Many also gained much from their time at MMI.
Many distinguished themselves in their military careers and other places.
Many gave of themselves in service to our country.
Many gave their lives in that service.
Later today we’ll honor some of those we have lost in the last year. Each year, sadly, the names read have become more familiar to me. Their faces and voices, I vividly recall. From the barracks, to the classrooms, pulling duty in the guard house, running on the roads in boots and fatigues, drilling on the quad, and on that field.
In later years – laughing together, swapping lies and reminiscing at reunions like this one – the stories getting bigger every year.
Cadets, faculty and staff.
All deserving of our honor today.
Memories so vibrant that I almost feel like it could once again be me in dress blues and creased white ducks, the glint of polished brass, and drawn saber, commanding Band Company, preparing for the “forward, march!”

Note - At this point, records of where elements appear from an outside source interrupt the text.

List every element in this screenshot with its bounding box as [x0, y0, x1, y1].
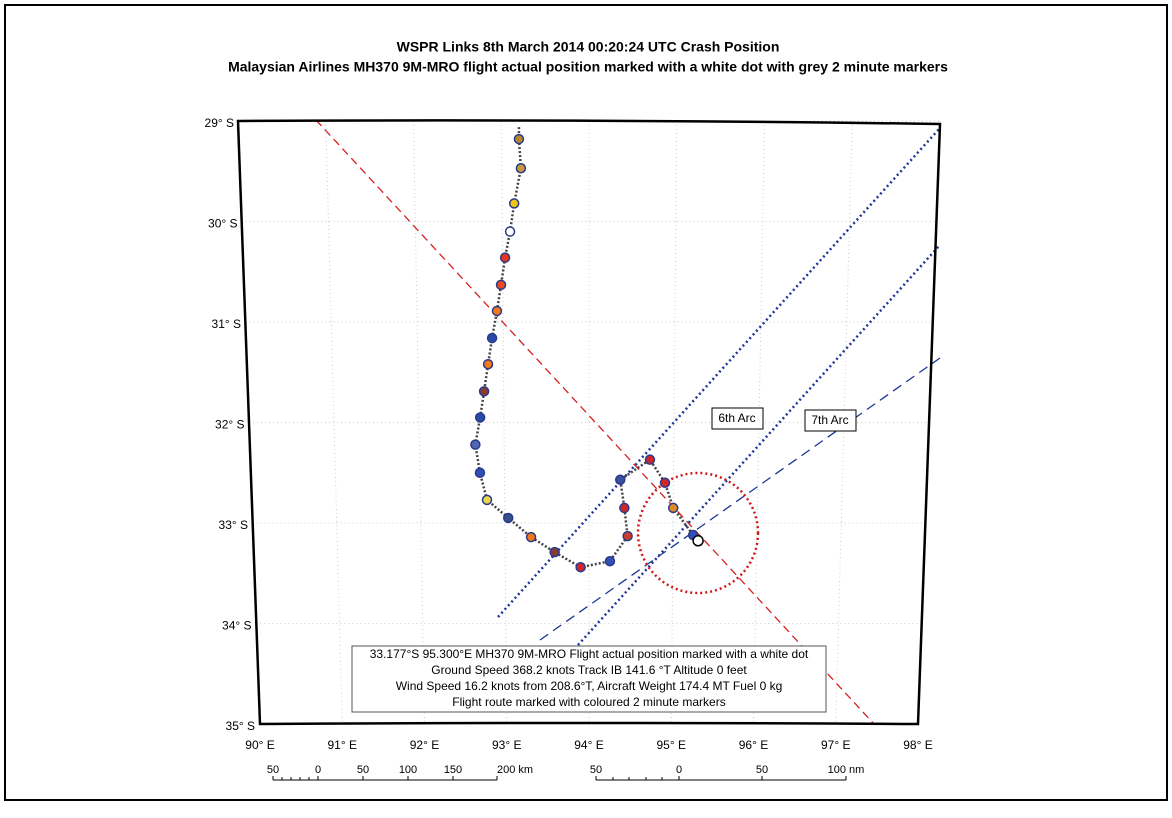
route-marker [502, 512, 514, 524]
route-marker [470, 439, 481, 450]
route-marker [481, 494, 493, 506]
route-marker [659, 477, 671, 489]
lat-label: 35° S [226, 719, 255, 733]
nm-scale-label: 0 [676, 764, 682, 776]
info-line: Wind Speed 16.2 knots from 208.6°T, Airc… [396, 679, 783, 693]
route-marker [604, 555, 616, 567]
info-line: Ground Speed 368.2 knots Track IB 141.6 … [431, 663, 747, 677]
lat-label: 29° S [205, 116, 234, 130]
arc-label-box [804, 409, 857, 432]
lat-label: 32° S [215, 418, 244, 432]
subtitle: Malaysian Airlines MH370 9M-MRO flight a… [228, 59, 948, 75]
info-box [351, 645, 827, 713]
flight-track [470, 127, 704, 573]
arc-label: 7th Arc [811, 413, 848, 427]
lon-label: 91° E [328, 738, 357, 752]
lat-label: 33° S [219, 518, 248, 532]
lon-label: 90° E [245, 738, 274, 752]
lon-label: 98° E [903, 738, 932, 752]
track-line [315, 119, 875, 725]
grid-line [670, 120, 678, 725]
arc-line [539, 357, 941, 641]
grid-line [752, 120, 765, 725]
grid-line [835, 120, 853, 725]
route-marker [486, 332, 498, 344]
route-marker [515, 162, 527, 174]
route-marker [619, 502, 630, 514]
route-marker [508, 198, 520, 209]
info-line: Flight route marked with coloured 2 minu… [452, 695, 725, 709]
crash-position [692, 535, 704, 547]
info-line: 33.177°S 95.300°E MH370 9M-MRO Flight ac… [370, 647, 809, 661]
grid-line [325, 120, 343, 725]
route-marker [474, 412, 486, 423]
lon-label: 96° E [739, 738, 768, 752]
grid-line [500, 120, 508, 725]
route-marker [478, 386, 490, 397]
route-marker [667, 502, 679, 514]
km-scale-label: 150 [444, 764, 462, 776]
route-marker [482, 358, 494, 370]
route-marker [495, 279, 507, 291]
search-circle [636, 471, 760, 595]
arc-label: 6th Arc [718, 411, 755, 425]
grid-line [413, 120, 426, 725]
map-frame [236, 119, 942, 726]
title: WSPR Links 8th March 2014 00:20:24 UTC C… [397, 39, 780, 55]
route-marker [499, 252, 511, 263]
lon-label: 95° E [657, 738, 686, 752]
lon-label: 94° E [574, 738, 603, 752]
lat-label: 34° S [222, 619, 251, 633]
route-marker [622, 530, 633, 542]
route-marker [575, 561, 586, 573]
route-marker [491, 305, 503, 317]
route-marker [615, 474, 626, 486]
km-scale-label: 0 [315, 764, 321, 776]
km-scale-label: 50 [267, 764, 279, 776]
lon-label: 92° E [410, 738, 439, 752]
route [474, 127, 700, 569]
km-scale-label: 200 km [497, 764, 533, 776]
nm-scale-label: 50 [756, 764, 768, 776]
lat-label: 31° S [212, 317, 241, 331]
route-marker [513, 133, 525, 145]
lon-label: 97° E [821, 738, 850, 752]
arc-label-box [711, 407, 764, 430]
route-marker [474, 467, 486, 478]
nm-scale-label: 100 nm [828, 764, 865, 776]
route-marker [549, 546, 560, 558]
lon-label: 93° E [492, 738, 521, 752]
route-marker [504, 226, 516, 237]
km-scale-label: 50 [357, 764, 369, 776]
route-marker [525, 531, 537, 543]
nm-scale-label: 50 [590, 764, 602, 776]
lat-label: 30° S [208, 217, 237, 231]
km-scale-label: 100 [399, 764, 417, 776]
route-marker [644, 454, 656, 465]
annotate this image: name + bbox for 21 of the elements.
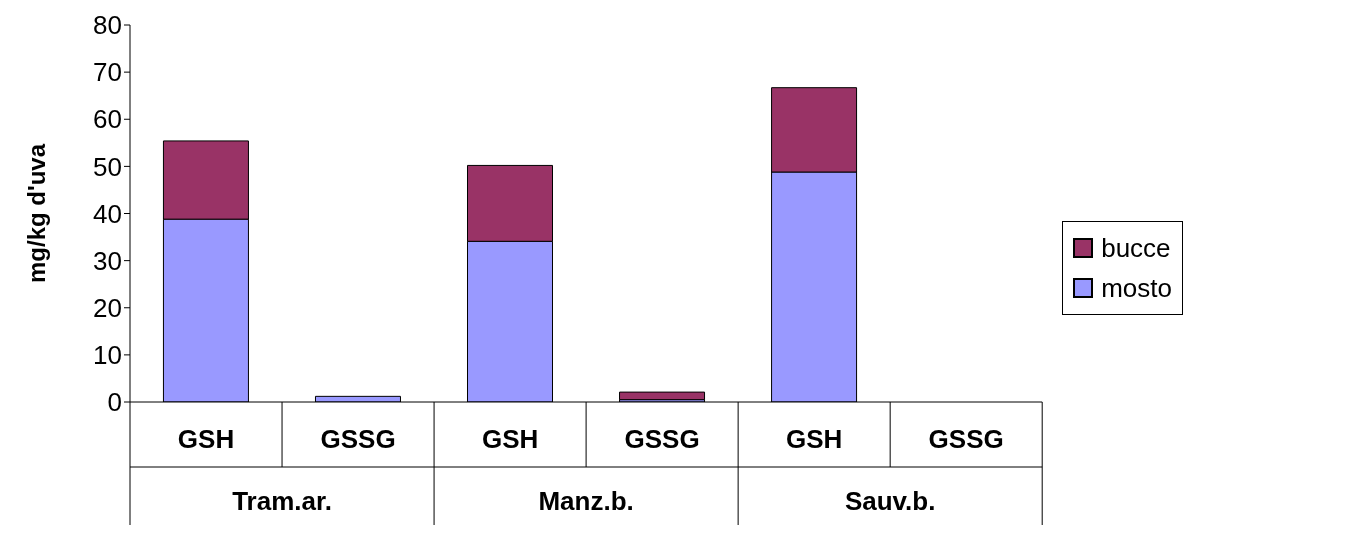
y-tick-label: 70 [93, 57, 122, 88]
y-tick-label: 20 [93, 292, 122, 323]
text: Sauv.b. [844, 486, 936, 516]
text: Tram.ar. [232, 486, 332, 516]
y-axis-title: mg/kg d'uva [22, 143, 50, 284]
x-tick-label: GSH [177, 424, 235, 454]
x-tick-label: GSH [481, 424, 539, 454]
y-tick-label: 80 [93, 10, 122, 41]
legend-label: bucce [1100, 231, 1172, 265]
x-tick-label: GSH [785, 424, 843, 454]
y-tick-label: 10 [93, 340, 122, 371]
y-tick-label: 0 [107, 387, 122, 418]
x-tick-label: GSSG [624, 424, 700, 454]
x-tick-label: GSSG [928, 424, 1004, 454]
y-tick-label: 60 [93, 104, 122, 135]
y-tick-label: 50 [93, 151, 122, 182]
y-tick-label: 40 [93, 198, 122, 229]
legend-label: mosto [1100, 271, 1172, 305]
x-tick-label: GSSG [320, 424, 396, 454]
y-tick-label: 30 [93, 245, 122, 276]
text: Manz.b. [538, 486, 634, 516]
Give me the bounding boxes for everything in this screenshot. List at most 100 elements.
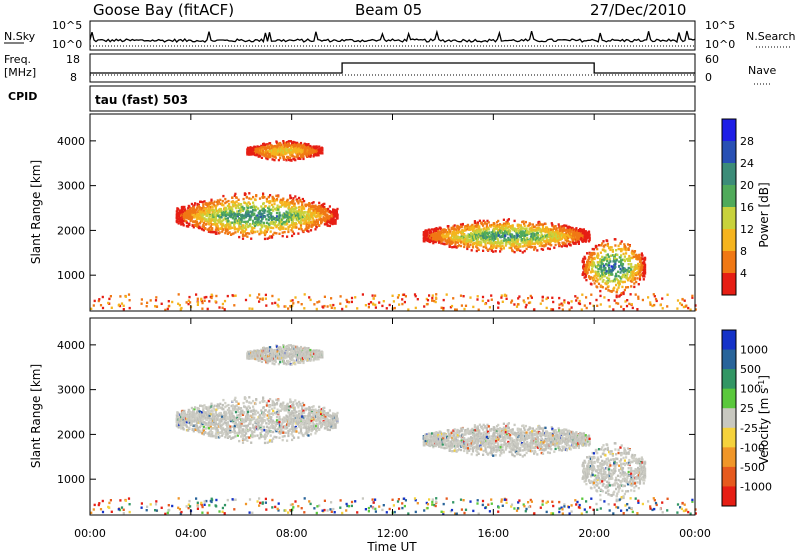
power-cell [474,221,477,224]
power-cell [246,153,249,156]
power-cell [608,274,611,277]
power-cell [238,225,241,228]
power-cell [316,214,320,218]
power-cell [223,214,226,217]
velocity-cell [187,417,190,421]
power-cell [521,245,524,248]
power-cell [443,242,446,246]
power-cell [499,223,502,226]
power-cell [248,307,251,310]
power-cell [281,223,284,226]
power-cell [507,241,510,244]
power-cell [246,220,250,223]
power-cell [463,236,466,239]
power-cell [312,218,315,222]
power-cell [237,198,240,201]
power-cell [231,208,234,211]
power-cell [295,206,298,210]
power-cell [304,203,307,206]
power-cell [584,232,587,235]
power-cell [597,267,600,271]
power-cell [263,229,267,232]
power-cell [607,269,610,273]
power-cell [275,217,278,220]
power-cell [329,216,332,220]
power-cell [616,281,620,285]
power-cell [269,213,272,217]
power-cell [323,223,326,226]
power-cell [614,244,617,247]
colorbar-frame [721,118,737,296]
power-cell [292,199,295,203]
freq-trace [90,62,695,76]
power-cell [282,153,285,156]
power-cell [488,236,492,239]
power-cell [521,251,524,254]
power-cell [186,210,189,214]
power-cell [523,227,526,230]
power-cell [628,270,631,273]
power-cell [278,232,281,235]
power-cell [632,253,635,256]
power-cell [231,203,234,206]
power-cell [244,298,248,302]
power-cell [557,233,560,237]
power-cell [577,242,580,245]
power-cell [559,236,562,239]
power-cell [176,221,179,224]
power-cell [258,153,261,156]
power-cell [586,267,589,270]
power-cell [267,156,270,159]
velocity-cell [183,414,187,417]
velocity-cell [186,414,189,418]
power-cell [224,217,228,221]
power-cell [476,225,479,228]
power-cell [225,224,228,227]
power-cell [621,263,625,266]
power-cell [492,225,495,228]
power-cell [315,223,318,227]
power-cell [494,224,497,228]
power-cell [291,234,294,238]
velocity-cell [178,423,181,427]
power-cell [234,206,238,210]
power-cell [302,229,305,233]
power-cell [301,153,304,156]
power-cell [270,235,274,238]
power-cell [524,238,527,242]
power-cell [196,205,199,208]
power-cell [234,294,237,297]
power-cell [493,228,496,231]
power-cell [284,220,287,223]
power-cell [468,240,471,243]
power-cell [463,234,466,238]
power-cell [502,247,505,250]
power-cell [448,241,451,244]
power-cell [561,308,564,311]
power-cell [305,151,308,155]
power-cell [263,196,266,199]
power-cell [637,262,640,266]
power-cell [647,296,650,299]
power-cell [630,268,633,271]
power-cell [275,208,278,212]
power-cell [293,202,296,205]
power-cell [306,222,309,226]
power-cell [306,229,309,232]
power-cell [200,207,204,210]
power-cell [596,304,599,307]
power-cell [272,217,275,221]
power-cell [654,297,658,301]
power-cell [517,238,520,241]
power-cell [252,219,255,223]
power-cell [525,241,528,244]
power-cell [303,149,306,152]
power-cell [434,300,437,304]
power-cell [188,295,191,299]
power-cell [320,150,323,153]
power-cell [250,149,253,152]
power-cell [192,220,195,223]
power-cell [587,230,591,233]
power-cell [227,231,230,234]
power-cell [625,248,628,251]
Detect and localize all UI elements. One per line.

That reverie fades when I realize that today I could never pass a uniform inspection, much less a PT test. But, for one fleeting breath, I was on that field.
In my remembrance, I was that young, skinny cadet, standing there, miserable in the Alabama humidity, wishing that fat old guy would finish talking so that we could all change into civvies and head over to Judson to see our sweethearts or with our buddies to wherever we could go with what was left of the weekend.
But this moment is not really about me. It’s about all of these young men and women of the corps, like all those who came before and all who will come after. All pledging themselves to the same imperatives of Truth, Honor and Service.
On that field those values and the lessons that flow from them begin to take life – both for your time at this school and in whatever your future holds. Remember what you take from this school. From that field.
I pray that, as much as this young cadet was ready to head out on the next great adventure, not knowing what was ahead, for each of us, the memories of that field which draw us here today, and the lessons that it taught us, by God’s grace, will continue to do so as long as we draw breath.